How about a bit of ‘Limited Edition Wild Shaale’ in your home?
The CWS & Wild Shaale team relies on donations to conduct these sessions. The team wants you to have a part of nature in your house so you could help them reach out to more schools with this program.
CWS collaborated with the incredibly talented botanical illustrator Nirupa Rao, who created stunning illustrations of local plants to use in the Wild Shaale program. These artworks have helped thousands of children engage with the plant life around them closely.
We collaborated with the incredibly talented botanical illustrator Nirupa Rao, who created stunning illustrations of local plants to use in the Wild Shaale program. We are grateful to her for her contribution.

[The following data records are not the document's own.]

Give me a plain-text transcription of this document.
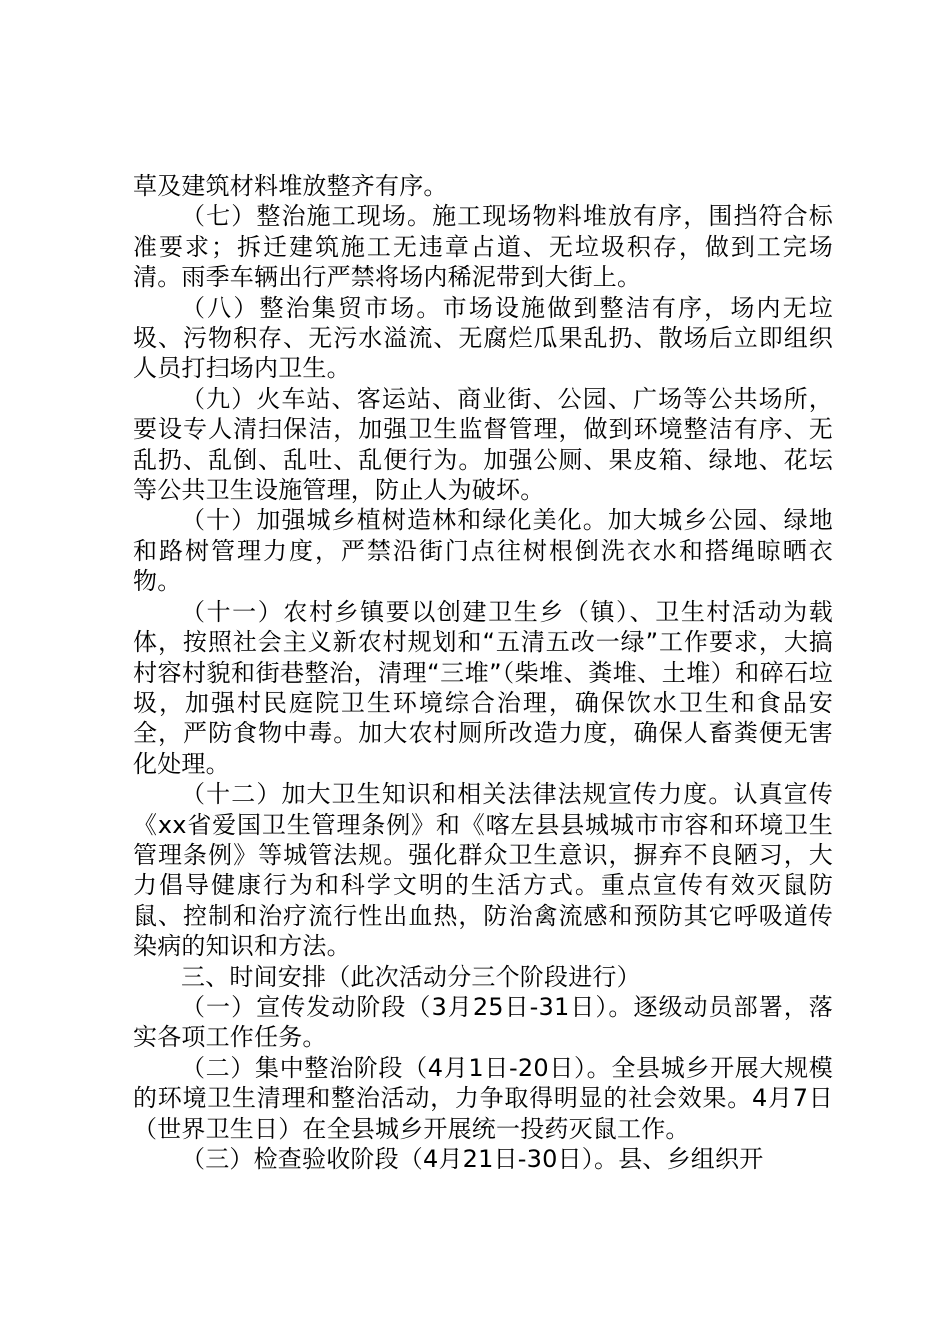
草及建筑材料堆放整齐有序。

（七）整治施工现场。施工现场物料堆放有序，围挡符合标准要求；拆迁建筑施工无违章占道、无垃圾积存，做到工完场清。雨季车辆出行严禁将场内稀泥带到大街上。

（八）整治集贸市场。市场设施做到整洁有序，场内无垃圾、污物积存、无污水溢流、无腐烂瓜果乱扔、散场后立即组织人员打扫场内卫生。

（九）火车站、客运站、商业街、公园、广场等公共场所，要设专人清扫保洁，加强卫生监督管理，做到环境整洁有序、无乱扔、乱倒、乱吐、乱便行为。加强公厕、果皮箱、绿地、花坛等公共卫生设施管理，防止人为破坏。

（十）加强城乡植树造林和绿化美化。加大城乡公园、绿地和路树管理力度，严禁沿街门点往树根倒洗衣水和搭绳晾晒衣物。

（十一）农村乡镇要以创建卫生乡（镇）、卫生村活动为载体，按照社会主义新农村规划和“五清五改一绿”工作要求，大搞村容村貌和街巷整治，清理“三堆”（柴堆、粪堆、土堆）和碎石垃圾，加强村民庭院卫生环境综合治理，确保饮水卫生和食品安全，严防食物中毒。加大农村厕所改造力度，确保人畜粪便无害化处理。

（十二）加大卫生知识和相关法律法规宣传力度。认真宣传《xx省爱国卫生管理条例》和《喀左县县城城市市容和环境卫生管理条例》等城管法规。强化群众卫生意识，摒弃不良陋习，大力倡导健康行为和科学文明的生活方式。重点宣传有效灭鼠防鼠、控制和治疗流行性出血热，防治禽流感和预防其它呼吸道传染病的知识和方法。

三、时间安排（此次活动分三个阶段进行）

（一）宣传发动阶段（3月25日-31日）。逐级动员部署，落实各项工作任务。

（二）集中整治阶段（4月1日-20日）。全县城乡开展大规模的环境卫生清理和整治活动，力争取得明显的社会效果。4月7日（世界卫生日）在全县城乡开展统一投药灭鼠工作。

（三）检查验收阶段（4月21日-30日）。县、乡组织开
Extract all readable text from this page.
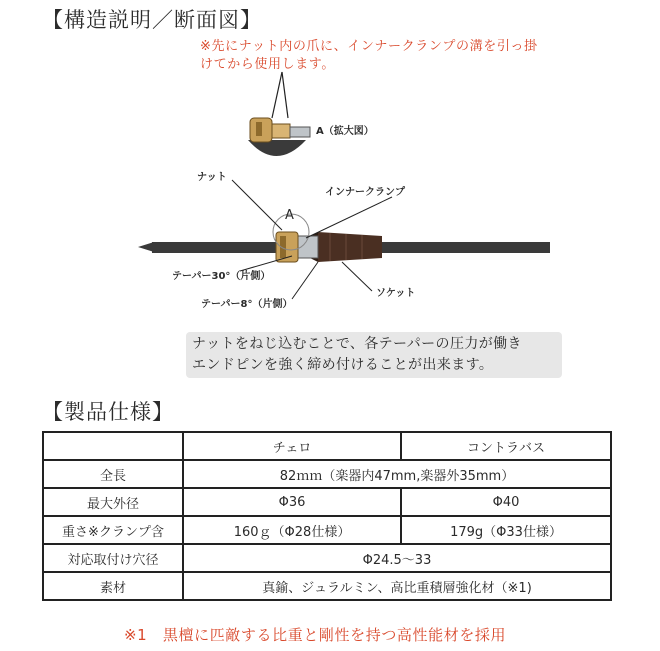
【構造説明／断面図】
※先にナット内の爪に、インナークランプの溝を引っ掛けてから使用します。
A（拡大図）
A
ナット
インナークランプ
テーパー30°（片側）
テーパー8°（片側）
ソケット
ナットをねじ込むことで、各テーパーの圧力が働き
エンドピンを強く締め付けることが出来ます。
【製品仕様】
	チェロ	コントラバス
全長	82ｍｍ（楽器内47mm,楽器外35mm）	
最大外径	Φ36	Φ40
重さ※クランプ含	160ｇ（Φ28仕様）	179g（Φ33仕様）
対応取付け穴径	Φ24.5～33	
素材	真鍮、ジュラルミン、高比重積層強化材（※1)	
※1　黒檀に匹敵する比重と剛性を持つ高性能材を採用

The prints are available on Wild Shaale’s Instamojo online store. All the proceeds from these go to expanding the Wild Shaale program in MP, TamilNadu, and Karnataka.
“The COVID-19 pandemic has created significant funding challenges. We are putting limited edition prints on sale to raise funds for the program. We need to reach our goal of INR 7.5 lakh ($10,000) to continue the program this year.”
The Wild Shaale team hopes to continue the program once schools reopen at a safer time.
“People are often heard to say they are concerned about the kind of world we will leave to our grandchildren, but equally critical is the kind of grandchildren we shall leave to the earth.” – John Hoyt.